Track Record of Innovation and Accomplishments

 

To determine how someone will perform as a County Supervisor, examine what she/he has already achieved.

A 2014 editorial in the Union-Tribune said I have been a “leader in the reform movement to provide nonviolent convicts with job training, treatment and other services designed to help them live productive, crime-free lives following their release. ... She has shown herself to be a trusted arbiter of justice in our community.”

County Supervisors must be leaders and collaborators in their districts, working with many different neighborhoods on solutions to their specific problems.

The County government is responsible for public safety (Sheriff and DA), Health and Human Services (public health, mental health, Medi-Cal eligibility, aging services) voter registration, public housing, vital records, tax collection and the Department of Public Works. The County also serves as the local government for all unincorporated areas.

I am proud of my track record as Judge and District Attorney with innovative programs and legislation to improve the justice system and work on preventing crime, and equally proud of the hard work and collaboration that went into each accomplishment. I want to bring my problem-solving experience to use with such issues as homelessness, affordable housing, mental illness.


Innovative Programs that Made the Justice System More Responsive to Its Diverse Community:

Collaborative Courts: Brought together prosecutors, defense attorneys and community providers to get people help tailored to their specific needs.

-- Drug Court: Initiated this Court in San Diego County; it became a national model. The following courts were created as a result of the success of drug court.

-- Domestic Violence Court: A mechanism to hold batterers accountable and try turn their lives around.

-- Veterans Court: Working together with all stakeholders, helps veterans who have committed a crime get back on the right track.

-- Youth Court: With special sensitivity to the issues of youth, holds youngsters accountable for criminal behavior while encouraging more positive choices without going through the Juvenile Justice System.

-- Behavioral Health Court: Judges become knowledgeable about issues related to mental health concerns and tie in with resources while addressing crimes.

-- Re-entry Court: Special attention to the needs of previously incarcerated individuals.


Efforts to Reduce Recidivism:

Community Transition Center: Created this center six years ago where exiting prisoners are picked up from prison and taken to a center where they are assessed for appropriate programs, housed until they can find can find their own housing and get needed resources.
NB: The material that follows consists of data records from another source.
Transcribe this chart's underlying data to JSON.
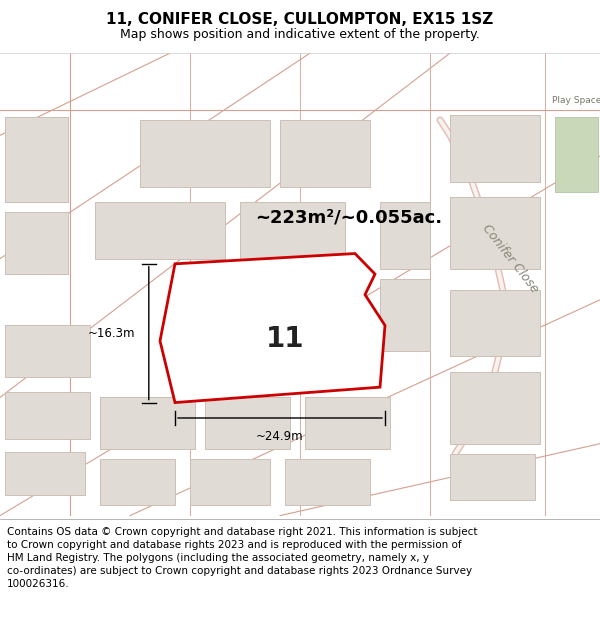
{
  "title": "11, CONIFER CLOSE, CULLOMPTON, EX15 1SZ",
  "subtitle": "Map shows position and indicative extent of the property.",
  "area_label": "~223m²/~0.055ac.",
  "plot_number": "11",
  "width_label": "~24.9m",
  "height_label": "~16.3m",
  "street_label": "Conifer Close",
  "play_space_label": "Play Space",
  "footer": "Contains OS data © Crown copyright and database right 2021. This information is subject\nto Crown copyright and database rights 2023 and is reproduced with the permission of\nHM Land Registry. The polygons (including the associated geometry, namely x, y\nco-ordinates) are subject to Crown copyright and database rights 2023 Ordnance Survey\n100026316.",
  "map_bg": "#f5f3f0",
  "building_fill": "#e0dbd5",
  "building_stroke": "#ccbfb5",
  "plot_fill": "#ffffff",
  "plot_stroke": "#cc0000",
  "road_color": "#e8b8b0",
  "road_line_color": "#d4a090",
  "green_color": "#c8d8b8",
  "title_fontsize": 11,
  "subtitle_fontsize": 9,
  "footer_fontsize": 7.5
}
Has helped more than 10,000 people.

Care Center in Southeast San Diego: Satellite DA’s office has provided community resources to an underserved neighborhood to prevent crime.

DA Literacy Program in Jails: Helped inmates obtain a minimum proficiency reading standard before they are released back into our communities.


Additional Innovations:

  • Community Outreach: Created Community Outreach positions to educate the community on crime prevention. Had AmeriCorps volunteers regularly assisting with this effort, which made us the first DA’s Office in the nation to do this.

  • Youth Advisory Board: High school students advising the DA’s office on youth challenges and working to find solutions. Produced an award-winning film, “4 or 40,” focused on how one’s four years in high school can impact the next 40 years.

  • Paws’itive Teams: Promoted the training of support dogs to help victims of crime through their experiences in the courtroom.

  • Citizens Academy: A popular 10-week course that demystified the criminal justice system for County citizens.

  • Consumer Protection Day and Protect Yourself and Your Wallet events: Community-based education for older adults about scams and other elder abuse.

  • Gun Buy-Back Program (begun in 2008): Partnered with law enforcement and the United African American Ministerial Action Council to provide cash for guns in an attempt to take some of these weapons off the street.


Critical Legislation:

  • Jessica’s Law and Chelsea’s Law: Helped write and pass these measures that tightened restrictions and penalties on child molesters and sexually-violent predators, making California one of the toughest states in the nation in dealing with these offenders.

  • Wrote and helped pass a law to seal autopsies of murder victims in certain cases, such as murder victims who have been sexually assaulted.

  • Marsy’s Law: Victims’ Bill of Rights expanded the legal rights of victims of crime. Victims now have the right to be heard at every stage of legal criminal proceedings.

  • Wrote and helped pass legislation to require 10 days notice and input to a victim and prosecutors before a governor can commute a sentence.